The recodeflow universe
MockData is part of the recodeflow universe — a metadata-driven approach to variable recoding and harmonisation. The core philosophy is to define variable transformations once in metadata files, then reuse those definitions for harmonisation, documentation, and mock data generation.
Design principles:
- Metadata-driven: Variable definitions and recode rules live in structured metadata (CSV files)
- Reusable: Same metadata drives harmonisation code, documentation, and testing data
- Survey-focused: Built for health surveys (CCHS, CHMS) but applicable to any categorical/continuous data
- Open and reproducible: Transparent recode logic that anyone can inspect and verify
Related packages:
- cchsflow: Harmonisation workflows for Canadian Community Health Survey (CCHS)
- chmsflow: Harmonisation workflows for Canadian Health Measures Survey (CHMS)
- recodeflow: Core metadata specifications and utilities
Data sources and acknowledgements
The example metadata in this package is derived from:
- Canadian Community Health Survey (CCHS) — Statistics Canada
- Canadian Health Measures Survey (CHMS) — Statistics Canada
Statistics Canada Open License:
The use of CCHS and CHMS metadata examples in this package falls under Statistics Canada’s Open License, which permits use, reproduction, and distribution of Statistics Canada data products. We acknowledge Statistics Canada as the source of the survey designs and variable definitions that informed our example metadata files.
Important: This package generates mock data only. It does not contain, distribute, or provide access to any actual Statistics Canada microdata.

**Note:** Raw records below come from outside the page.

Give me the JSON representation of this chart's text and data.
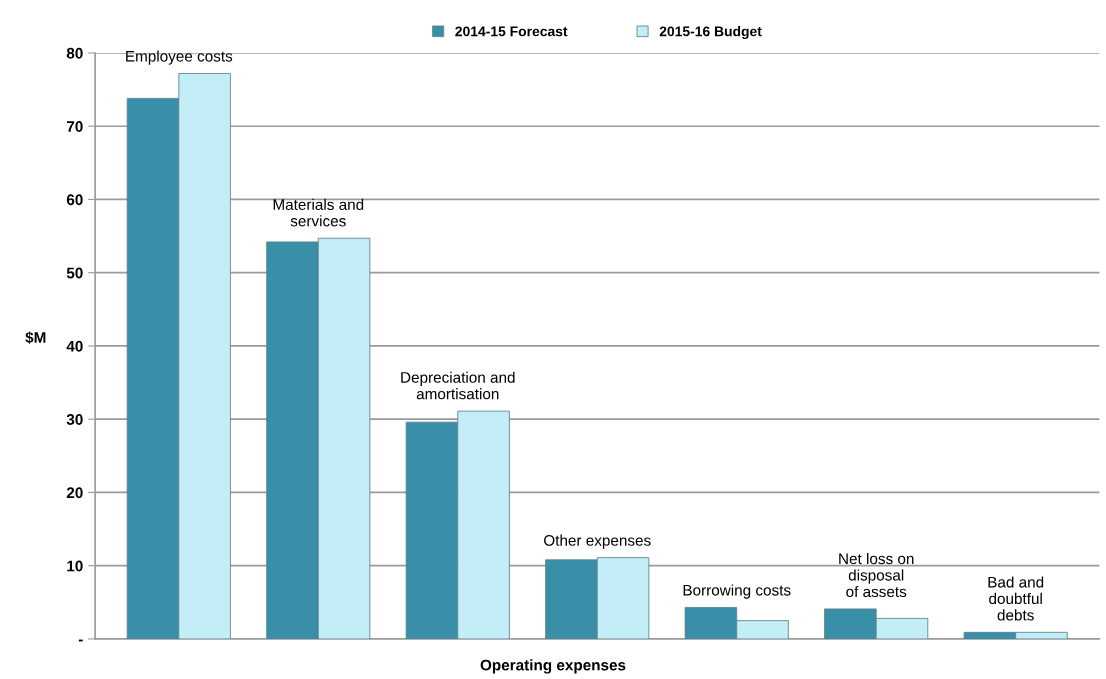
{
  "chart_data": {
    "type": "bar",
    "xlabel": "Operating expenses",
    "ylabel": "$M",
    "categories": [
      "Employee costs",
      "Materials and\nservices",
      "Depreciation and\namortisation",
      "Other expenses",
      "Borrowing costs",
      "Net loss on\ndisposal\nof assets",
      "Bad and\ndoubtful\ndebts"
    ],
    "series": [
      {
        "name": "2014-15 Forecast",
        "color": "#3a8fa8",
        "values": [
          73.8,
          54.2,
          29.6,
          10.8,
          4.3,
          4.1,
          0.9
        ]
      },
      {
        "name": "2015-16 Budget",
        "color": "#c4eef7",
        "values": [
          77.2,
          54.7,
          31.1,
          11.1,
          2.5,
          2.8,
          0.9
        ]
      }
    ],
    "ylim": [
      0,
      80
    ],
    "yticks": [
      {
        "value": 0,
        "label": "-"
      },
      10,
      20,
      30,
      40,
      50,
      60,
      70,
      80
    ],
    "grid": "y",
    "legend": "top"
  }
}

Real CCHS and CHMS data are available through Statistics Canada’s Research Data Centres (RDCs) and Public Use Microdata Files (PUMFs) under appropriate data access agreements.

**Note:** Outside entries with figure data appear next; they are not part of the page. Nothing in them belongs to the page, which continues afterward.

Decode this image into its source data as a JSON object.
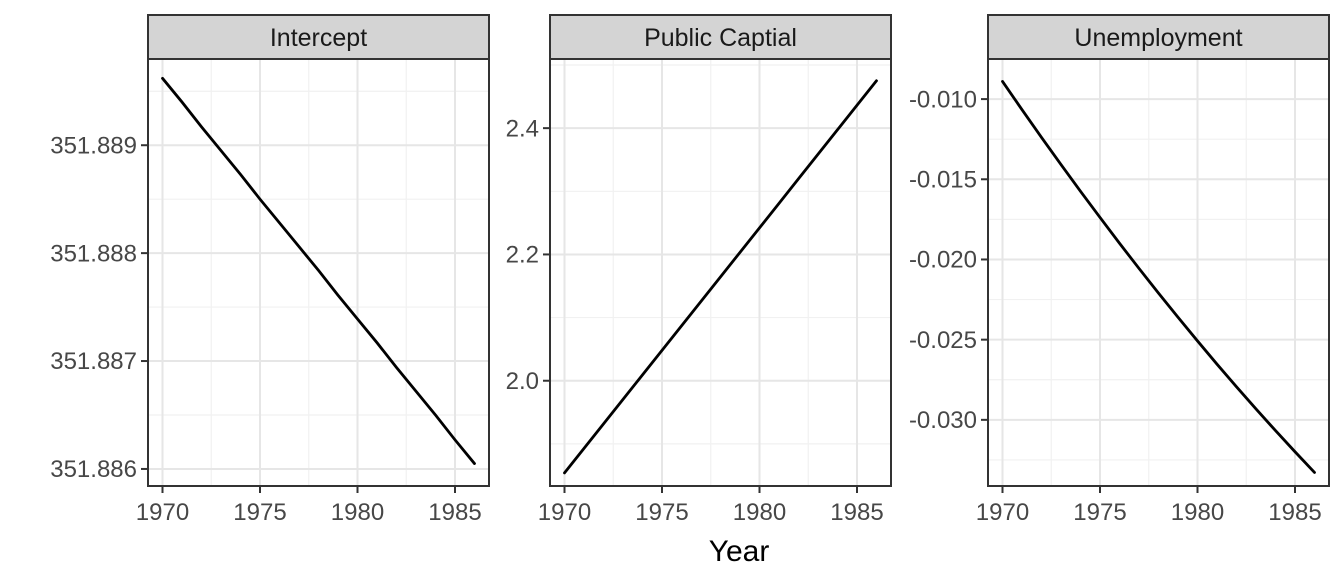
{
  "chart_data": {
    "type": "line",
    "title": "",
    "xlabel": "Year",
    "ylabel": "",
    "legend": "none",
    "grid": "major+minor",
    "x": [
      1970,
      1971,
      1972,
      1973,
      1974,
      1975,
      1976,
      1977,
      1978,
      1979,
      1980,
      1981,
      1982,
      1983,
      1984,
      1985,
      1986
    ],
    "xlim": [
      1969.256,
      1986.744
    ],
    "x_ticks": {
      "values": [
        1970,
        1975,
        1980,
        1985
      ],
      "labels": [
        "1970",
        "1975",
        "1980",
        "1985"
      ]
    },
    "x_minor": [
      1972.5,
      1977.5,
      1982.5
    ],
    "facets": [
      {
        "label": "Intercept",
        "ylim": [
          351.885842,
          351.889799
        ],
        "y_ticks": {
          "values": [
            351.886,
            351.887,
            351.888,
            351.889
          ],
          "labels": [
            "351.886",
            "351.887",
            "351.888",
            "351.889"
          ]
        },
        "y_minor": [
          351.8865,
          351.8875,
          351.8885,
          351.8895
        ],
        "values": [
          351.88962,
          351.8894,
          351.88917,
          351.88895,
          351.88873,
          351.8885,
          351.88828,
          351.88806,
          351.88784,
          351.88761,
          351.88739,
          351.88717,
          351.88694,
          351.88672,
          351.8865,
          351.88627,
          351.88605
        ]
      },
      {
        "label": "Public Captial",
        "ylim": [
          1.8333,
          2.5095
        ],
        "y_ticks": {
          "values": [
            2.0,
            2.2,
            2.4
          ],
          "labels": [
            "2.0",
            "2.2",
            "2.4"
          ]
        },
        "y_minor": [
          1.9,
          2.1,
          2.3,
          2.5
        ],
        "values": [
          1.854,
          1.8928,
          1.9316,
          1.9704,
          2.0093,
          2.0481,
          2.0869,
          2.1257,
          2.1645,
          2.2033,
          2.2421,
          2.2809,
          2.3198,
          2.3586,
          2.3974,
          2.4362,
          2.475
        ]
      },
      {
        "label": "Unemployment",
        "ylim": [
          -0.034125,
          -0.0075
        ],
        "y_ticks": {
          "values": [
            -0.03,
            -0.025,
            -0.02,
            -0.015,
            -0.01
          ],
          "labels": [
            "-0.030",
            "-0.025",
            "-0.020",
            "-0.015",
            "-0.010"
          ]
        },
        "y_minor": [
          -0.0125,
          -0.0175,
          -0.0225,
          -0.0275,
          -0.0325
        ],
        "values": [
          -0.0089,
          -0.01066,
          -0.01239,
          -0.01408,
          -0.01575,
          -0.01738,
          -0.01899,
          -0.02056,
          -0.0221,
          -0.0236,
          -0.02508,
          -0.02653,
          -0.02794,
          -0.02932,
          -0.03067,
          -0.03199,
          -0.03328
        ]
      }
    ]
  },
  "colors": {
    "background": "#ffffff",
    "panel_background": "#ffffff",
    "strip_fill": "#d4d4d4",
    "strip_border": "#333333",
    "strip_text": "#1a1a1a",
    "panel_border": "#333333",
    "grid_major": "#e6e6e6",
    "grid_minor": "#f1f1f1",
    "tick_mark": "#333333",
    "axis_text": "#474747",
    "line": "#000000"
  }
}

For more information: Statistics Canada Open License
Development environment setup
This package uses renv for reproducible package development environments.
R version compatibility
- Supported: R 4.3.x - 4.4.x
- Lockfile baseline: R 4.4.2 (institutional environments typically run 1-2 versions behind current)
- The renv lockfile works across this version range - minor R version differences are handled automatically
Daily development workflow
# Install new packages as normal
install.packages("packagename")
# After adding dependencies to DESCRIPTION:
devtools::install_dev_deps() # Install updated dependencies
renv::snapshot() # Update lockfile
# Commit the updated renv.lock file
# Check environment status anytime:
renv::status()Building documentation and site
# Generate function documentation
devtools::document()
# Install the package (required before building site)
devtools::install(upgrade = 'never')
# Build pkgdown site (requires Quarto installed)
pkgdown::build_site()
# Run tests
devtools::test()Troubleshooting
# If packages seem out of sync:
renv::status()
# To update package versions:
renv::update()
renv::snapshot()
# To restore to lockfile state:
renv::restore()For more details, see CONTRIBUTING.md.